3. A requirement that businesses denying a request to delete inquire if the consumer would like to opt-out of the sale of information: Businesses selling consumer information must now inquire whether a consumer requesting the deletion of their information would also like to opt-out of the sale of information (if the consumer has not already done so) if the business denies the consumer’s request to delete their information.
Businesses that have developed processes for responding to consumer requests to know and delete based on previous versions of the Proposed Regulations should take note of the specific information that must now be provided to a consumer in the event that a request to know is denied.
VI. Service Providers:
The latest revisions propose several changes regarding service providers:
Service provider permitted uses of personal information: The latest revisions alter the list of “permitted uses” of personal information that service providers receive from businesses in order to provide services, including:
- Replacing “To perform the services specified in the contract with the business” with “to process or maintain personal information on behalf of the business that provided the personal information, or that directed the service provider to collect the personal information, and in compliance with the written contract for services required by the CCPA.”
- Changing Section 999.314(c)(3) of the Proposed Regulations to permit service providers to use personal information: “[f]or internal use by the service provider to build or improve the quality of its services, provided that the use does not include building or modifying household or consumer profiles to use in providing services to another business, or correcting or augmenting data acquired from another source.” Altering the internal use permitted from “to build or improve the quality of its services, provided that the use does not include building or modifying household or consumer profiles” to include “to use in providing services to another business,” and replacing “cleaning” with “correcting” when referring to data acquired from another source.
The previous version of these permitted uses did not specify that only profiles created for use in providing services to another business were prohibited. Specifying that service providers may use information “for internal use by the service provider to build or improve the quality of its services” applies to building profiles, so long as the service is confined to the original business customer, is a major clarification from the earlier proposed regulations and a significant reduction in CCPA risk for many service providers in the consumer profiling space.

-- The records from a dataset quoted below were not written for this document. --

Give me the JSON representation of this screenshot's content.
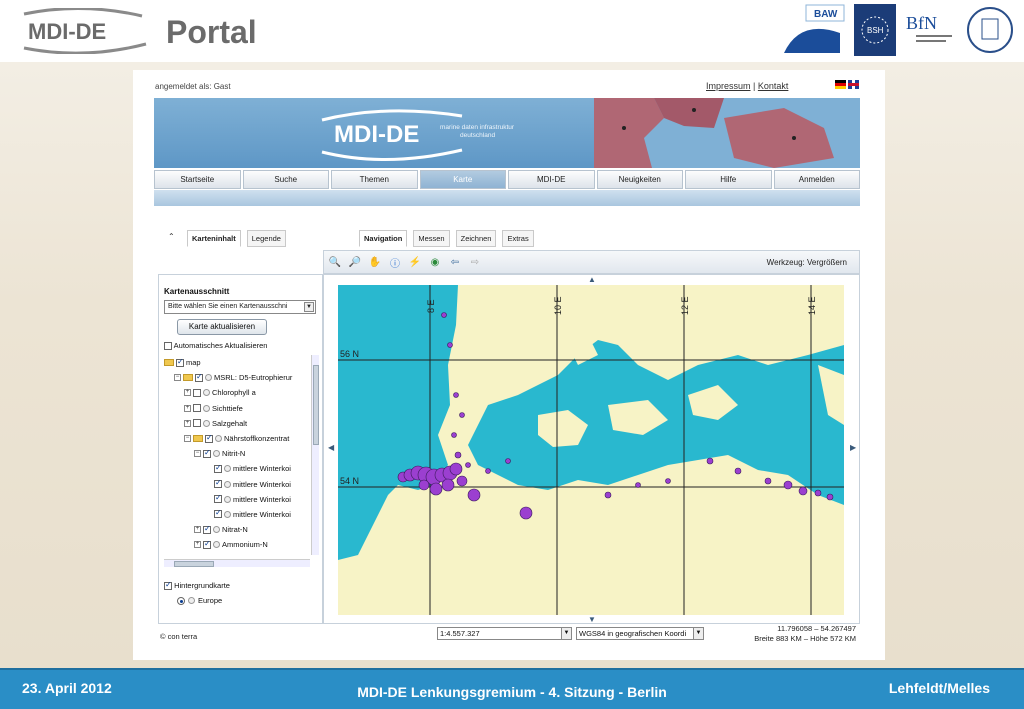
{
  "slide": {
    "logo_text": "MDI-DE",
    "title": "Portal",
    "partner_logos": [
      "BAW",
      "BSH",
      "BfN"
    ],
    "footer_left": "23. April 2012",
    "footer_center": "MDI-DE Lenkungsgremium - 4. Sitzung - Berlin",
    "footer_right": "Lehfeldt/Melles"
  },
  "web": {
    "login_status": "angemeldet als: Gast",
    "links": [
      "Impressum",
      "Kontakt"
    ],
    "banner_logo": "MDI-DE",
    "banner_tagline": [
      "marine daten infrastruktur",
      "deutschland"
    ],
    "nav_tabs": [
      "Startseite",
      "Suche",
      "Themen",
      "Karte",
      "MDI-DE",
      "Neuigkeiten",
      "Hilfe",
      "Anmelden"
    ],
    "active_nav": "Karte",
    "panel_tabs": [
      "Karteninhalt",
      "Legende"
    ],
    "tool_tabs": [
      "Navigation",
      "Messen",
      "Zeichnen",
      "Extras"
    ],
    "tool_status": "Werkzeug: Vergrößern",
    "section_label": "Kartenausschnitt",
    "select_placeholder": "Bitte wählen Sie einen Kartenausschni",
    "refresh_button": "Karte aktualisieren",
    "auto_refresh": "Automatisches Aktualisieren",
    "tree": [
      {
        "label": "map",
        "level": 0
      },
      {
        "label": "MSRL: D5-Eutrophierur",
        "level": 1
      },
      {
        "label": "Chlorophyll a",
        "level": 2
      },
      {
        "label": "Sichttiefe",
        "level": 2
      },
      {
        "label": "Salzgehalt",
        "level": 2
      },
      {
        "label": "Nährstoffkonzentrat",
        "level": 2
      },
      {
        "label": "Nitrit-N",
        "level": 3
      },
      {
        "label": "mittlere Winterkoi",
        "level": 4
      },
      {
        "label": "mittlere Winterkoi",
        "level": 4
      },
      {
        "label": "mittlere Winterkoi",
        "level": 4
      },
      {
        "label": "mittlere Winterkoi",
        "level": 4
      },
      {
        "label": "Nitrat-N",
        "level": 3
      },
      {
        "label": "Ammonium-N",
        "level": 3
      }
    ],
    "background_map": "Hintergrundkarte",
    "europe": "Europe",
    "map_labels": {
      "lat56": "56 N",
      "lat54": "54 N",
      "lon8": "8 E",
      "lon10": "10 E",
      "lon12": "12 E",
      "lon14": "14 E"
    },
    "copyright": "© con terra",
    "scale": "1:4.557.327",
    "crs": "WGS84 in geografischen Koordi",
    "coords": "11.796058 – 54.267497",
    "extent": "Breite 883 KM – Höhe 572 KM"
  },
  "colors": {
    "sea": "#29b8cf",
    "land": "#f7f3c6",
    "points": "#9b3fd0",
    "footer": "#2a8ec6"
  }
}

Changing to “correcting and augmenting data acquired from another source” rather than “cleaning” avoided potentially creating confusion around what conduct would qualify as “cleaning,” a term not otherwise used or defined in the statute or regulations.
Businesses should continue to monitor changes and updates to the CCPA regulations and how the law and associated regulations are enforced and interpreted. The California Attorney General’s Office has indicated that the COVID-19 pandemic will not delay the beginning of CCPA enforcement, which remains set for July 1, 2020.